TWIST : Twelve Bar Intelligently Simulated Tensegrity

Abstract: One of the biggest challenges of putting a robot on an extraterrestrial surface is the entry, descent and landing. By making the robot impact resistant, the need for landing thrusters and parachutes is reduced, lowering the weight and cost of an interplanetary robotic mission. The Dynamic Tensegrity Research Lab at the NASA Ames Research Center in Mountain View, California, is currently doing research in tensegrity robots, consisting of bars and cables creating a complex dynamic system. With motors on the cables, the system can shift its center of mass to create a ”rolling” locomotion and explore remote and dangerous areas. For octahedron tensegrities with 12 bars, intuitive locomotion patterns have been explored previously. The findings included difficulties in keeping the momentum, resulting in the robot getting stuck. In this thesis, over 7.000 configurations of a central pattern generator were tested.
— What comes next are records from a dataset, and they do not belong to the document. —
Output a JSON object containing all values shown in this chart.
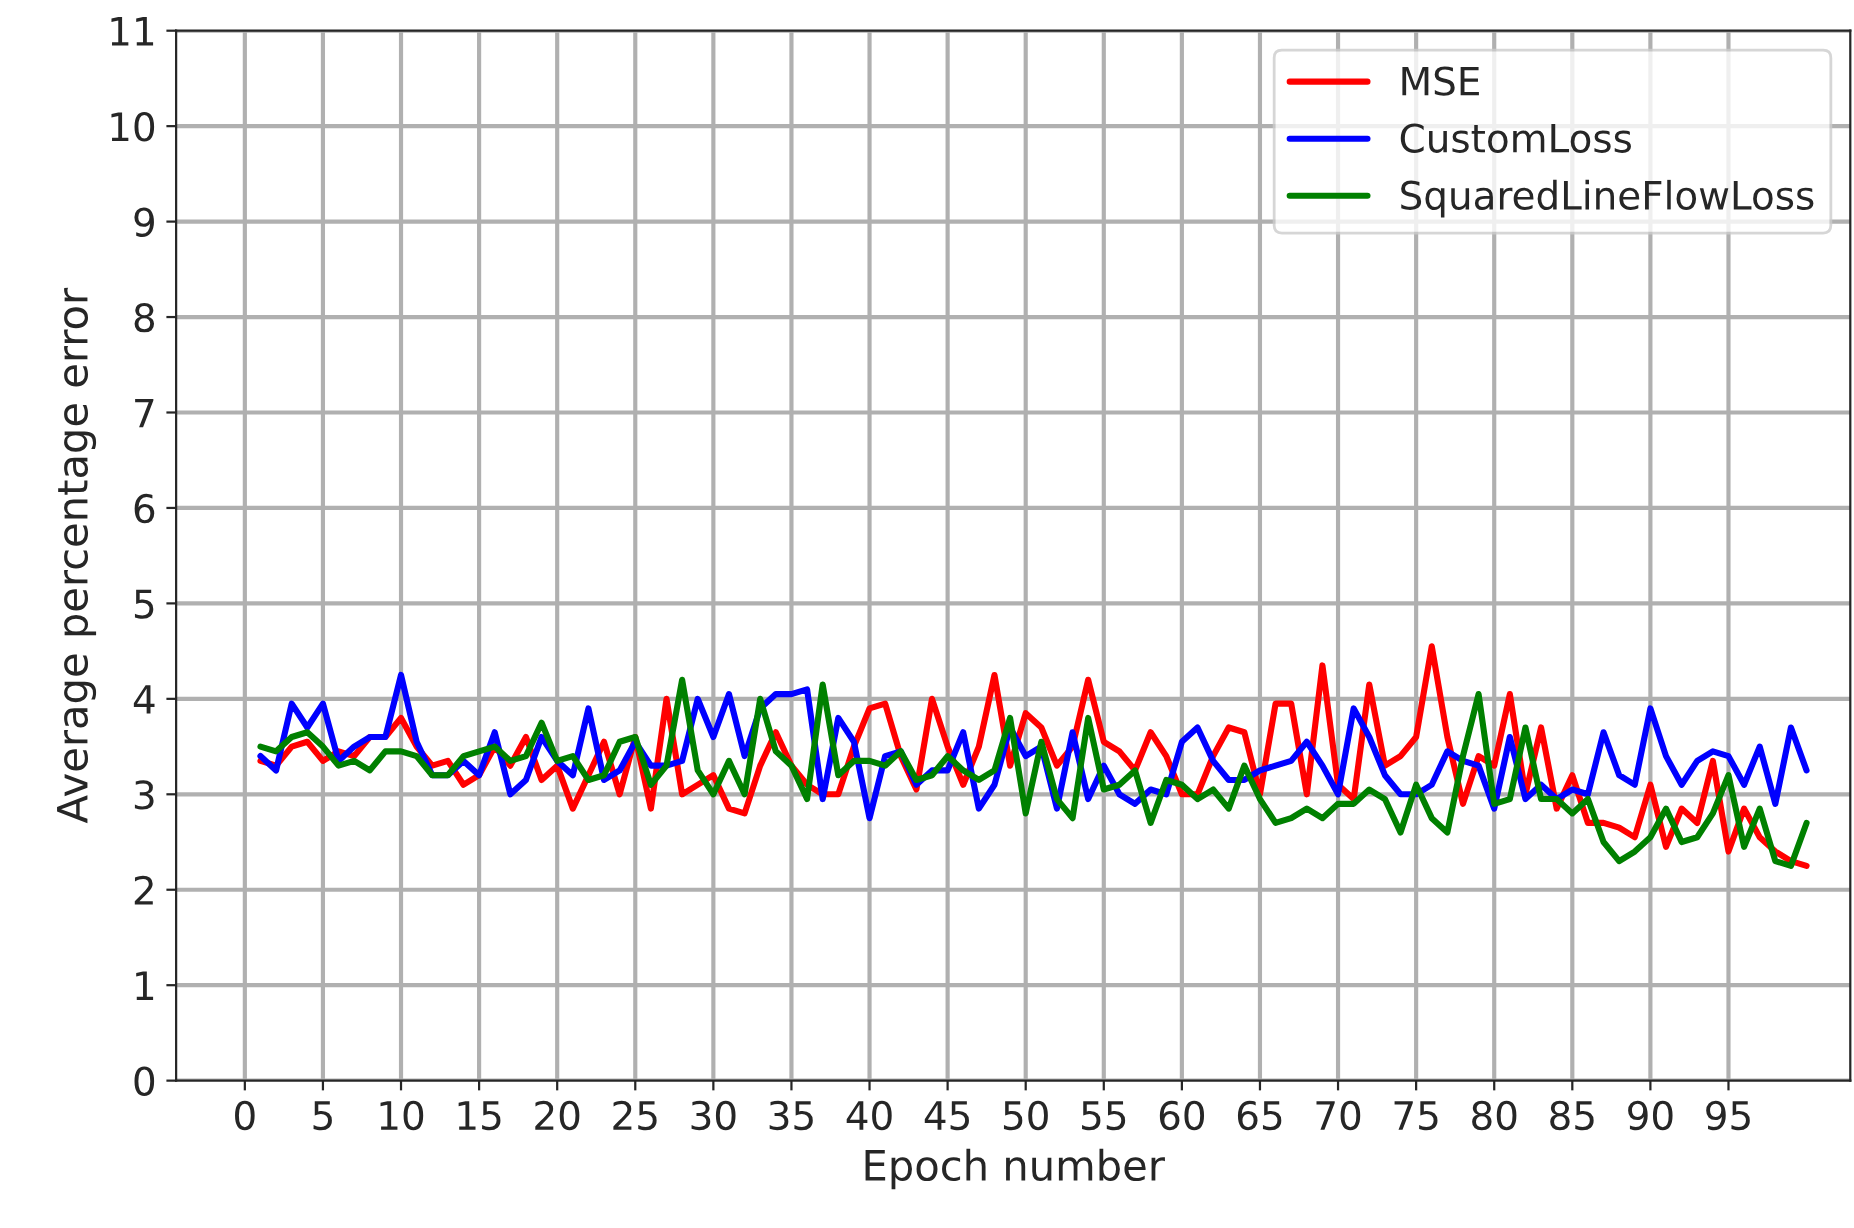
{
  "chart_data": {
    "type": "line",
    "xlabel": "Epoch number",
    "ylabel": "Average percentage error",
    "x": [
      1,
      2,
      3,
      4,
      5,
      6,
      7,
      8,
      9,
      10,
      11,
      12,
      13,
      14,
      15,
      16,
      17,
      18,
      19,
      20,
      21,
      22,
      23,
      24,
      25,
      26,
      27,
      28,
      29,
      30,
      31,
      32,
      33,
      34,
      35,
      36,
      37,
      38,
      39,
      40,
      41,
      42,
      43,
      44,
      45,
      46,
      47,
      48,
      49,
      50,
      51,
      52,
      53,
      54,
      55,
      56,
      57,
      58,
      59,
      60,
      61,
      62,
      63,
      64,
      65,
      66,
      67,
      68,
      69,
      70,
      71,
      72,
      73,
      74,
      75,
      76,
      77,
      78,
      79,
      80,
      81,
      82,
      83,
      84,
      85,
      86,
      87,
      88,
      89,
      90,
      91,
      92,
      93,
      94,
      95,
      96,
      97,
      98,
      99,
      100
    ],
    "series": [
      {
        "name": "MSE",
        "color": "#ff0000",
        "values": [
          3.35,
          3.3,
          3.5,
          3.55,
          3.35,
          3.45,
          3.4,
          3.6,
          3.6,
          3.8,
          3.5,
          3.3,
          3.35,
          3.1,
          3.2,
          3.5,
          3.3,
          3.6,
          3.15,
          3.3,
          2.85,
          3.2,
          3.55,
          3.0,
          3.6,
          2.85,
          4.0,
          3.0,
          3.1,
          3.2,
          2.85,
          2.8,
          3.3,
          3.65,
          3.3,
          3.1,
          3.0,
          3.0,
          3.5,
          3.9,
          3.95,
          3.4,
          3.05,
          4.0,
          3.5,
          3.1,
          3.5,
          4.25,
          3.3,
          3.85,
          3.7,
          3.3,
          3.5,
          4.2,
          3.55,
          3.45,
          3.25,
          3.65,
          3.4,
          3.0,
          3.0,
          3.4,
          3.7,
          3.65,
          3.0,
          3.95,
          3.95,
          3.0,
          4.35,
          3.1,
          2.95,
          4.15,
          3.3,
          3.4,
          3.6,
          4.55,
          3.6,
          2.9,
          3.4,
          3.3,
          4.05,
          3.0,
          3.7,
          2.85,
          3.2,
          2.7,
          2.7,
          2.65,
          2.55,
          3.1,
          2.45,
          2.85,
          2.7,
          3.35,
          2.4,
          2.85,
          2.55,
          2.4,
          2.3,
          2.25
        ]
      },
      {
        "name": "CustomLoss",
        "color": "#0000ff",
        "values": [
          3.4,
          3.25,
          3.95,
          3.7,
          3.95,
          3.35,
          3.5,
          3.6,
          3.6,
          4.25,
          3.55,
          3.2,
          3.2,
          3.35,
          3.2,
          3.65,
          3.0,
          3.15,
          3.6,
          3.35,
          3.2,
          3.9,
          3.15,
          3.25,
          3.55,
          3.3,
          3.3,
          3.35,
          4.0,
          3.6,
          4.05,
          3.4,
          3.9,
          4.05,
          4.05,
          4.1,
          2.95,
          3.8,
          3.55,
          2.75,
          3.4,
          3.45,
          3.1,
          3.25,
          3.25,
          3.65,
          2.85,
          3.1,
          3.7,
          3.4,
          3.5,
          2.85,
          3.65,
          2.95,
          3.3,
          3.0,
          2.9,
          3.05,
          3.0,
          3.55,
          3.7,
          3.35,
          3.15,
          3.15,
          3.25,
          3.3,
          3.35,
          3.55,
          3.3,
          3.0,
          3.9,
          3.6,
          3.2,
          3.0,
          3.0,
          3.1,
          3.45,
          3.35,
          3.3,
          2.85,
          3.6,
          2.95,
          3.1,
          2.95,
          3.05,
          3.0,
          3.65,
          3.2,
          3.1,
          3.9,
          3.4,
          3.1,
          3.35,
          3.45,
          3.4,
          3.1,
          3.5,
          2.9,
          3.7,
          3.25
        ]
      },
      {
        "name": "SquaredLineFlowLoss",
        "color": "#008000",
        "values": [
          3.5,
          3.45,
          3.6,
          3.65,
          3.5,
          3.3,
          3.35,
          3.25,
          3.45,
          3.45,
          3.4,
          3.2,
          3.2,
          3.4,
          3.45,
          3.5,
          3.35,
          3.4,
          3.75,
          3.35,
          3.4,
          3.15,
          3.2,
          3.55,
          3.6,
          3.1,
          3.3,
          4.2,
          3.25,
          3.0,
          3.35,
          3.0,
          4.0,
          3.45,
          3.3,
          2.95,
          4.15,
          3.2,
          3.35,
          3.35,
          3.3,
          3.45,
          3.15,
          3.2,
          3.4,
          3.25,
          3.15,
          3.25,
          3.8,
          2.8,
          3.55,
          2.95,
          2.75,
          3.8,
          3.05,
          3.1,
          3.25,
          2.7,
          3.15,
          3.1,
          2.95,
          3.05,
          2.85,
          3.3,
          2.95,
          2.7,
          2.75,
          2.85,
          2.75,
          2.9,
          2.9,
          3.05,
          2.95,
          2.6,
          3.1,
          2.75,
          2.6,
          3.4,
          4.05,
          2.9,
          2.95,
          3.7,
          2.95,
          2.95,
          2.8,
          2.95,
          2.5,
          2.3,
          2.4,
          2.55,
          2.85,
          2.5,
          2.55,
          2.8,
          3.2,
          2.45,
          2.85,
          2.3,
          2.25,
          2.7
        ]
      }
    ],
    "xlim": [
      -4.4,
      102.8
    ],
    "xticks": [
      0,
      5,
      10,
      15,
      20,
      25,
      30,
      35,
      40,
      45,
      50,
      55,
      60,
      65,
      70,
      75,
      80,
      85,
      90,
      95
    ],
    "ylim": [
      0,
      11
    ],
    "yticks": [
      0,
      1,
      2,
      3,
      4,
      5,
      6,
      7,
      8,
      9,
      10,
      11
    ],
    "grid": true,
    "legend": "top right",
    "line_style": "solid",
    "marker": "none"
  }
}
The parameters were generated with the Monte Carlo method, with the aim to allow the robot of keeping its momentum in the motion. The resulting locomotion behavior was simulated in NASA Tensegrity Robotic Toolkit. With the method described above, a central pattern generator for a 0.5 m in diameter 12 bar tensegrity of octahedron shape was found, capable of moving 10 m during the course of a 60 s simulation. This is about four times faster than traditional rovers such as NASA’s Curiosity, indicating the need of smaller, faster robots in addition to traditional types. This, together with the impact resistance resulting in a capability of moving in difficult terrain, makes this type of robot an integral part in any future space exploration mission.